Successivamente chiese ad un suo dottorando di controllare i calcoli che erano alla base delle sue conclusioni. Il giovane rimase costernato quando dopo numerosi controlli si accorse che i calcoli di Pauling non tornavano. Lo studente spiegò al suo mentore perché i risultati erano errati ma Pauling ignorò completamente le sue argomentazioni e divorato dall’ansia di arrivare primo nella scoperta della struttura del DNA pubblicò un articolo nel 1953 con le sue conclusioni: tripla elica.
Dall’altra parte dell’Atlantico due goffi studenti James Watson e Francis Crick ebbero modo, grazie al figlio di Pauling, di visionare l’articolo in anteprima e grande fu la loro sorpresa quando si resero conto che le conclusioni teoriche di Pauling ricalcavano un loro progetto di ricerca che l’anno precedente era stato demolito e confutato da una delle maggiori esperte di cristallografia dell’epoca Rosalind Franklin.
E grazie alle dritte che proprio la Franklin inavvertitamente aveva trasmesso ai due durante la dimostrazione degli errori commessi nella loro ricerca che il duo Watson e Crick, nel 1953, presentarono su Nature quello che è oggi accertato come il primo modello accurato della struttura del DNA, ovvero il modello a doppia elica.
A disegnarne il bozzetto fu Odile Speed, pittrice e moglie di Crick. I due non avevano fatto che mettere insieme le ricerche della Franklin, a cui molti ritengono risalga la vera paternità della scoperta, e di Pauling. Quest’opera di assemblaggio e di interpretazione valse loro insieme a Maurice Wilkins, nel 1962, il Premio Nobel.

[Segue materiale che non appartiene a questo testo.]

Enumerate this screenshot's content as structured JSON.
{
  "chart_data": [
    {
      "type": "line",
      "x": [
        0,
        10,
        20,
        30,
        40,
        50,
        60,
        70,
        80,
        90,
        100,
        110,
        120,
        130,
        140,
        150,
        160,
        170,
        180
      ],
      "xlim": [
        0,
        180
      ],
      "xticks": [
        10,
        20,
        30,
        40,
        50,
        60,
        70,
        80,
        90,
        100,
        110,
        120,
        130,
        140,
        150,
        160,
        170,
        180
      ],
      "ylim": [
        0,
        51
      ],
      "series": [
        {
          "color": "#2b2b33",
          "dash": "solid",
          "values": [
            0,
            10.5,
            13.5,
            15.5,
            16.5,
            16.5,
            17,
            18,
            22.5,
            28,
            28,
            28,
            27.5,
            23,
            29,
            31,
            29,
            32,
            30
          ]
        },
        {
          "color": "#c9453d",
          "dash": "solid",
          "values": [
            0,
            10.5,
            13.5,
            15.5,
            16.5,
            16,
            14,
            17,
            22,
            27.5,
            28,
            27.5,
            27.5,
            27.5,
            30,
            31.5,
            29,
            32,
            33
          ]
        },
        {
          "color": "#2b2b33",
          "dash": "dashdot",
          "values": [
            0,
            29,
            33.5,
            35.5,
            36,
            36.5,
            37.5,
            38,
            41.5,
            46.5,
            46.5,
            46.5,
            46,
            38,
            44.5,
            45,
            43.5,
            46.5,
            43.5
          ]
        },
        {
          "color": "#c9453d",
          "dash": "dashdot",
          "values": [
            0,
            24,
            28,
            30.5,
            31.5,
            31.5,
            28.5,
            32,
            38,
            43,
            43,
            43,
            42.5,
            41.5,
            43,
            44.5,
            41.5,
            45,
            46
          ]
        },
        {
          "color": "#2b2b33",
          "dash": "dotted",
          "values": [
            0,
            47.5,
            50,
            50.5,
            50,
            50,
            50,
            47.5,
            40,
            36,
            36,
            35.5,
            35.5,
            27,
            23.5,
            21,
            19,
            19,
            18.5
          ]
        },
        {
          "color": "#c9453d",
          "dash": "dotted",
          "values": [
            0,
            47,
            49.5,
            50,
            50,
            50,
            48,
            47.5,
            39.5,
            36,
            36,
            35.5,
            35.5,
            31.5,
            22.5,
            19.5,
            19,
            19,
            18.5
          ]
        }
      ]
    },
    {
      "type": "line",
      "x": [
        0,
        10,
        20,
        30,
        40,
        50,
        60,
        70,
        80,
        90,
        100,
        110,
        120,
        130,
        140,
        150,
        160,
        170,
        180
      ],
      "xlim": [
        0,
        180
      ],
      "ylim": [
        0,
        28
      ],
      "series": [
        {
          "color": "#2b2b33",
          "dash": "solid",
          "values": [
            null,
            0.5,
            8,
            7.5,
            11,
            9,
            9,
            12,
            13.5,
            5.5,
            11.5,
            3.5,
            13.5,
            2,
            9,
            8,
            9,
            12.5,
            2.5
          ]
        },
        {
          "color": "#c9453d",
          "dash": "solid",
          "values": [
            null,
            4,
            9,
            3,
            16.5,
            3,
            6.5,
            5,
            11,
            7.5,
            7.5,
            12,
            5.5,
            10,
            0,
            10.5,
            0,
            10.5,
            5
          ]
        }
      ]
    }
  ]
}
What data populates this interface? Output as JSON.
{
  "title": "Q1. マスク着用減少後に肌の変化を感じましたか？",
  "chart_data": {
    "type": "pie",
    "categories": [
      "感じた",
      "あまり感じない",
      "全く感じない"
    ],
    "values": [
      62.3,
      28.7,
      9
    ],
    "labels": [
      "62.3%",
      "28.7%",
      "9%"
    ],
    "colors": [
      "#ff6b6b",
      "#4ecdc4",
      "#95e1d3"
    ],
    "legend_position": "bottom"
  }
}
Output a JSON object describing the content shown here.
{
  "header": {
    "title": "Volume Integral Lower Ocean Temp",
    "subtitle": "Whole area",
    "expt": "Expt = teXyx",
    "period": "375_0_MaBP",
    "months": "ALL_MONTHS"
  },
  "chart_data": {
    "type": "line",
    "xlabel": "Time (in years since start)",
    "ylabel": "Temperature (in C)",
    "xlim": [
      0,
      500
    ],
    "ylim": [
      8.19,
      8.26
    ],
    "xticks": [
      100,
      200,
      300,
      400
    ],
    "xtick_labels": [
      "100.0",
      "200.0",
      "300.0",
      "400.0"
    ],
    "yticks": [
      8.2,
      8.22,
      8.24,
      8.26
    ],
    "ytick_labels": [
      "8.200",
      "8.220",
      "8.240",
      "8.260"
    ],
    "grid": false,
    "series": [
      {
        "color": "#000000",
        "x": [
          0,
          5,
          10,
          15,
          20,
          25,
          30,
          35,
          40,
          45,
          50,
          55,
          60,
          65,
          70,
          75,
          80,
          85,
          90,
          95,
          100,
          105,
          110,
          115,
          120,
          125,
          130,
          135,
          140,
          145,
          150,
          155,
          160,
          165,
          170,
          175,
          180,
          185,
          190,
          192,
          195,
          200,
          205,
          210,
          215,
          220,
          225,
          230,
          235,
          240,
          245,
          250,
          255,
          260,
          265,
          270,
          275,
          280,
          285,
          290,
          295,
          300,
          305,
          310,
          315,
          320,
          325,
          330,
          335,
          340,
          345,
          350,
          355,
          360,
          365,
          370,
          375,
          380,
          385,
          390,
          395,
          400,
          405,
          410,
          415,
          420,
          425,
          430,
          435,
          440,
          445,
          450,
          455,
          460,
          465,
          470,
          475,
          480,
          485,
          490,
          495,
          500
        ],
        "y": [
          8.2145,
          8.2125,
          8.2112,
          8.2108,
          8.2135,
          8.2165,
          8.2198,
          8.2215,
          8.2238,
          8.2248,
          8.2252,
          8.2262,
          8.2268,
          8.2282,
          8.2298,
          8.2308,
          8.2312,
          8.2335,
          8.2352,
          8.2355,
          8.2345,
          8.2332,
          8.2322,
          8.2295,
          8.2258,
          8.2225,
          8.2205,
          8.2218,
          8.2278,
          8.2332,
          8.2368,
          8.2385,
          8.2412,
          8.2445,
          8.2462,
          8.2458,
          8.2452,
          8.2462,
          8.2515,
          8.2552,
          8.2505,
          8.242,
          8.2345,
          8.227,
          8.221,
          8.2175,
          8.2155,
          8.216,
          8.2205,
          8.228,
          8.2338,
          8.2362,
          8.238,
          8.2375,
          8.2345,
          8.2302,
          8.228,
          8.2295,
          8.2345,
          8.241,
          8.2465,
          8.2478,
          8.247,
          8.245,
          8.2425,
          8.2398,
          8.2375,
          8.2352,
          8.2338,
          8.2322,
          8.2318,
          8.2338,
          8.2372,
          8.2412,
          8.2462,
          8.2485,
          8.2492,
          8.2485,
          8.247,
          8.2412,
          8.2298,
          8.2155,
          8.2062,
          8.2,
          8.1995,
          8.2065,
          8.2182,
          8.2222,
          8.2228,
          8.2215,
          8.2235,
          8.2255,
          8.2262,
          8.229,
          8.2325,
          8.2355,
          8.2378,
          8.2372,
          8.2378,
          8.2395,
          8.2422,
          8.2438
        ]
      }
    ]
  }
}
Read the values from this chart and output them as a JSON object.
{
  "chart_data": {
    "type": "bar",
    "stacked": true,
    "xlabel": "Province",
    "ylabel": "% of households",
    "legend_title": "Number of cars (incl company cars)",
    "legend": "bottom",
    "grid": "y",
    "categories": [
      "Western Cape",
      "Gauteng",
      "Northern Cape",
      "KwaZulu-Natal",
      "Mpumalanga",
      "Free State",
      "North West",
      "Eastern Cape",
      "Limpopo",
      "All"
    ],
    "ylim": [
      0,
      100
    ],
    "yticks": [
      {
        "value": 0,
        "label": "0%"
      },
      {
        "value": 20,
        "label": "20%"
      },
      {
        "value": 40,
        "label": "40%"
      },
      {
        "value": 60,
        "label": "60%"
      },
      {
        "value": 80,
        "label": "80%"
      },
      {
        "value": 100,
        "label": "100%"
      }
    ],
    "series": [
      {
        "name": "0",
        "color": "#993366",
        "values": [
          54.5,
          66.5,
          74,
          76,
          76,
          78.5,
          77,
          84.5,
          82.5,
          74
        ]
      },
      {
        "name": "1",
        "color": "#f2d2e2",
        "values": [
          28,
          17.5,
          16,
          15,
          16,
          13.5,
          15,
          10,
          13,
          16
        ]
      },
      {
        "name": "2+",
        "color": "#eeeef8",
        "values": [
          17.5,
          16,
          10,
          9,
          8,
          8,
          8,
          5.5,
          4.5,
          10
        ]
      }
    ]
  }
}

Pauling, nonostante la sua divorante ambizione prese la sconfitta con signorilità, riconobbe l’esattezza dei calcoli di Weston e Crick, e li invitò ad un importante convegno scientifico che stava organizzando per l’autunno del 1953.
Persa la corsa al DNA Pauling si consolerà nel 1954 con un meritatissimo Premio Nobel per la chimica. Successivamente l’eclettico Pauling curò un suo brutto raffreddore con dosi massicce di vitamina C. La sua rapida guarigione lo indusse a ritenere che la vitamina C avesse un reale potere terapeutico e si deve a lui, l’autentica mania che pervase gli americani per questo elemento che iniziarono ad assumere in dosi massicce. Anche questa rientra tra le topiche del geniale Pauling.
Attivista politico, grande sostenitore della pace e del disarmo, Pauling ricevette nel 1962 un secondo Nobel, quello per la Pace. Unica persona ad aver vinto due Nobel non in condivisione con altri.
Mori a Big Sur, il 19 agosto 1994, all’età di 93 anni per un cancro alla prostata.